Ugh. I’ve previously written that getting something from the government doesn’t automatically turn somebody into a moocher or a deadbeat.
Nonetheless, it can’t be good news that 49 percent of U.S. households are on the receiving end for goodies from Uncle Sam.
Here’s a table from his article that should frighten anyone who thinks work and self-reliance are worthwhile values.
There’s lot of information, so I recommend just focusing on the numbers in parentheses in the first two columns. Those show how dependency is increasing by significant amounts for many programs.
Eberstadt highlights some of the worst numbers, most notably the huge growth in food stamps and Medicaid dependency.
…the rolls of claimants receiving food stamps (a program that was officially rebranded the Supplemental Nutrition Assistance Program, or SNAP, in 2008 because of the stigma the phrase had acquired) jumped from 19 million to 51 million. By 2012 almost one American in six lived in a home enrolled in the SNAP program. The ranks of Medicaid, the means-tested national health-care program, increased by over 65 million between 1983 and 2012, and now include over one in four Americans. …Between 1983 and 2012, the number of Americans in households receiving Federal SSI more than sextupled; by 2012, over 20 million people were counted as dependents of the program.
As bad as these numbers are, the most worrisome part of the article is when Eberstadt writes about the erosion of America’s cultural capital.
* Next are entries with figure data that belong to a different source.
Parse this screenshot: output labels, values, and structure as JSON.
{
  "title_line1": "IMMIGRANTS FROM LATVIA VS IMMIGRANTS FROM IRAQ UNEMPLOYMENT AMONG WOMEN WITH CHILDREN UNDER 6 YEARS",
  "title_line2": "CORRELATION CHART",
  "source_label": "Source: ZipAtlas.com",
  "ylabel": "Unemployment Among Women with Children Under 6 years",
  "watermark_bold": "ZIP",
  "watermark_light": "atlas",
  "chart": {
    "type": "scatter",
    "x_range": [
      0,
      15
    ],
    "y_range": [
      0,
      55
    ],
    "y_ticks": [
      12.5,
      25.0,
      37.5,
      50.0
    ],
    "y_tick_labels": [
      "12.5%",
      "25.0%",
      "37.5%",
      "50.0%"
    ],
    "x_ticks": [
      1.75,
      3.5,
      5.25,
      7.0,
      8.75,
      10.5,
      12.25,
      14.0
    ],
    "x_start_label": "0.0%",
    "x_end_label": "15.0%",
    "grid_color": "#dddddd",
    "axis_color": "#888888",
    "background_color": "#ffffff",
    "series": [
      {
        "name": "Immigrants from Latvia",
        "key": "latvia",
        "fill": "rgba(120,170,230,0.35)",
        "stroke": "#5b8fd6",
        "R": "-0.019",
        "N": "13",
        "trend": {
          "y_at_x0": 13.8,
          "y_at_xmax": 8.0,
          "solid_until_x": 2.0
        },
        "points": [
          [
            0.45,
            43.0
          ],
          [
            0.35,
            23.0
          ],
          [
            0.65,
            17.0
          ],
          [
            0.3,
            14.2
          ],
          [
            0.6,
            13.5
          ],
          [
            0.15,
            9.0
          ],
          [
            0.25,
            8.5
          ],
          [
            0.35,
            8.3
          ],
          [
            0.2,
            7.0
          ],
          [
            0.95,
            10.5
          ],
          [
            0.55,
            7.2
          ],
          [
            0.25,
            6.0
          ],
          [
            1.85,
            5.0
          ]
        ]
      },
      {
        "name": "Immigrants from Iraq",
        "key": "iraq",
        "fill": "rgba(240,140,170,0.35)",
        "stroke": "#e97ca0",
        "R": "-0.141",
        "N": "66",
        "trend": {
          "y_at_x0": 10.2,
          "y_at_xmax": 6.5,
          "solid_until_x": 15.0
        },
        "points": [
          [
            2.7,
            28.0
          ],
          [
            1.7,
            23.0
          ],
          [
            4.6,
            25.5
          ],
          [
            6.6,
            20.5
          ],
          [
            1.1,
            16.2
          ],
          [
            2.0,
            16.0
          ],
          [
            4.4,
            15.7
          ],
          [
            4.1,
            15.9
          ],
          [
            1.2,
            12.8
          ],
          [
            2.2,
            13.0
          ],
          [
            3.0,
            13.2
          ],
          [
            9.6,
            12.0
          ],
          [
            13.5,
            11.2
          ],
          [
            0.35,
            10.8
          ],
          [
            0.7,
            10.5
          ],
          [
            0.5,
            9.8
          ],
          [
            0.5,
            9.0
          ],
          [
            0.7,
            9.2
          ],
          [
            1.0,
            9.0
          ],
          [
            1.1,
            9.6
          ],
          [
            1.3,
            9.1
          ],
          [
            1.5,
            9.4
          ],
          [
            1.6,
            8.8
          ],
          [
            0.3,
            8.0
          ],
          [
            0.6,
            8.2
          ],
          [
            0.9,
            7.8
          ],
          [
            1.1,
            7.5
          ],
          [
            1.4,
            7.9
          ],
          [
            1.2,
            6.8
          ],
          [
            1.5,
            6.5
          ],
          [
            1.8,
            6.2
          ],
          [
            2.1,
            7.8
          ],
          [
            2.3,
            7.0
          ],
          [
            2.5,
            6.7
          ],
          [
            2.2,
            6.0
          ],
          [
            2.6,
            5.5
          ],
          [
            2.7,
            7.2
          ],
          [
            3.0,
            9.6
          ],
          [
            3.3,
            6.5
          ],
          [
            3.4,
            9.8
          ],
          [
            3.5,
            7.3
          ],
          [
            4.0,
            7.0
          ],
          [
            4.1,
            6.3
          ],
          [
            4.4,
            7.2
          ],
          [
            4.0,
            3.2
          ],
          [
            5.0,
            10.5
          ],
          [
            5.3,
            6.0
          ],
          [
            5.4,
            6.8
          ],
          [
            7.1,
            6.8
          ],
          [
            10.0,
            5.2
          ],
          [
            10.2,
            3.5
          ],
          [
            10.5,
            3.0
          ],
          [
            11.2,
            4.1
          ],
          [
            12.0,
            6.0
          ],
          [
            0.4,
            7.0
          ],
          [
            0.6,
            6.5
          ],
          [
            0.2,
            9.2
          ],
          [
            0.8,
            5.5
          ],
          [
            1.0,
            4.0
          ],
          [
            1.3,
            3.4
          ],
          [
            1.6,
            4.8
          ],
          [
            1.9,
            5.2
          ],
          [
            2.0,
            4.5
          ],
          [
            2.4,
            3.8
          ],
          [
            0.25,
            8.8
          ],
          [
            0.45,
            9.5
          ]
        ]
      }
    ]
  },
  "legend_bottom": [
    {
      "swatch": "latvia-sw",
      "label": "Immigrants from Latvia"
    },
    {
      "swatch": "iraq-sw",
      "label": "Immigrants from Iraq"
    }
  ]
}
Asking for, and accepting, purportedly need-based government welfare benefits has become a fact of life for a significant and still growing minority of our population: Every decade, a higher proportion of Americans appear to be habituated to the practice. … nearly half of all children under 18 years of age received means-tested benefits (or lived in homes that did). For this rising cohort of young Americans, reliance on public, need-based entitlement programs is already the norm — here and now. It risks belaboring the obvious to observe that today’s real existing American entitlement state, and the habits — including habits of mind — that it engenders, do not coexist easily with the values and principles, or with the traditions, culture, and styles of life, subsumed under the shorthand of “American exceptionalism.”
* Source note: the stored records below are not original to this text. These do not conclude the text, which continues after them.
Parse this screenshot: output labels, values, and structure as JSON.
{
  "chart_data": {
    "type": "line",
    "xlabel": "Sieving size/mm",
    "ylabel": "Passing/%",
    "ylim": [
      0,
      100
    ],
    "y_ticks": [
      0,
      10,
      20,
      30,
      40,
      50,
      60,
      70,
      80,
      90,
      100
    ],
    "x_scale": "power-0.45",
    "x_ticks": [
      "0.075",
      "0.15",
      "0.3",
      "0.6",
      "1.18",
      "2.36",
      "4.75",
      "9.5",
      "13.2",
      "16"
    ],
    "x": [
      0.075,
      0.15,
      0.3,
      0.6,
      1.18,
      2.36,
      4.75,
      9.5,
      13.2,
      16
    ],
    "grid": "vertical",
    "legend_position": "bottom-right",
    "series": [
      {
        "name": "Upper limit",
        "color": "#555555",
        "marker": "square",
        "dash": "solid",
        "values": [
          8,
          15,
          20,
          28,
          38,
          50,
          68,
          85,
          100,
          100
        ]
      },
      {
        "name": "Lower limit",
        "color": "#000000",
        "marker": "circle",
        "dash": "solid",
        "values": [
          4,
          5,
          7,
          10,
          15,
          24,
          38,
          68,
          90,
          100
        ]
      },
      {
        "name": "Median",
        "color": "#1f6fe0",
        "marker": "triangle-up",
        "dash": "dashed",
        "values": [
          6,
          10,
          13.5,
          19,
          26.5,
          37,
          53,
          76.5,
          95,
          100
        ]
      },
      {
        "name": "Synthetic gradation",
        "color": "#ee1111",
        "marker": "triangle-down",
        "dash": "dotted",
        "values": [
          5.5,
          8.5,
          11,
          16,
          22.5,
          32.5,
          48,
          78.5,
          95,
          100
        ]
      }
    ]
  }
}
And the erosion of cultural capital is very difficult to reverse, thanks in large part to the welfare-aided erosion of traditional families and falling levels of work among males.
The corrosive nature of mass dependence on entitlements is evident from the nature of the pathologies so closely associated with its spread. Two of the most pernicious of them are so tightly intertwined as to be inseparable: the breakdown of the pre-existing American family structure and the dramatic decrease in participation in work among working-age men. …the rise of long-term entitlement dependence — with the concomitant “mainstreaming” of inter-generational welfare dependence — self-evidently delivers a heavy blow.
Since this has been an utterly depressing analysis so far, let’s close with a vaguely optimistic look at the future.
While it may not be easy to reverse the erosion of cultural capital, it is simple (at least in theory) to reverse bad policies.
All we need to do is enact genuine entitlement reform and devolve all means-tested redistribution spending to the states.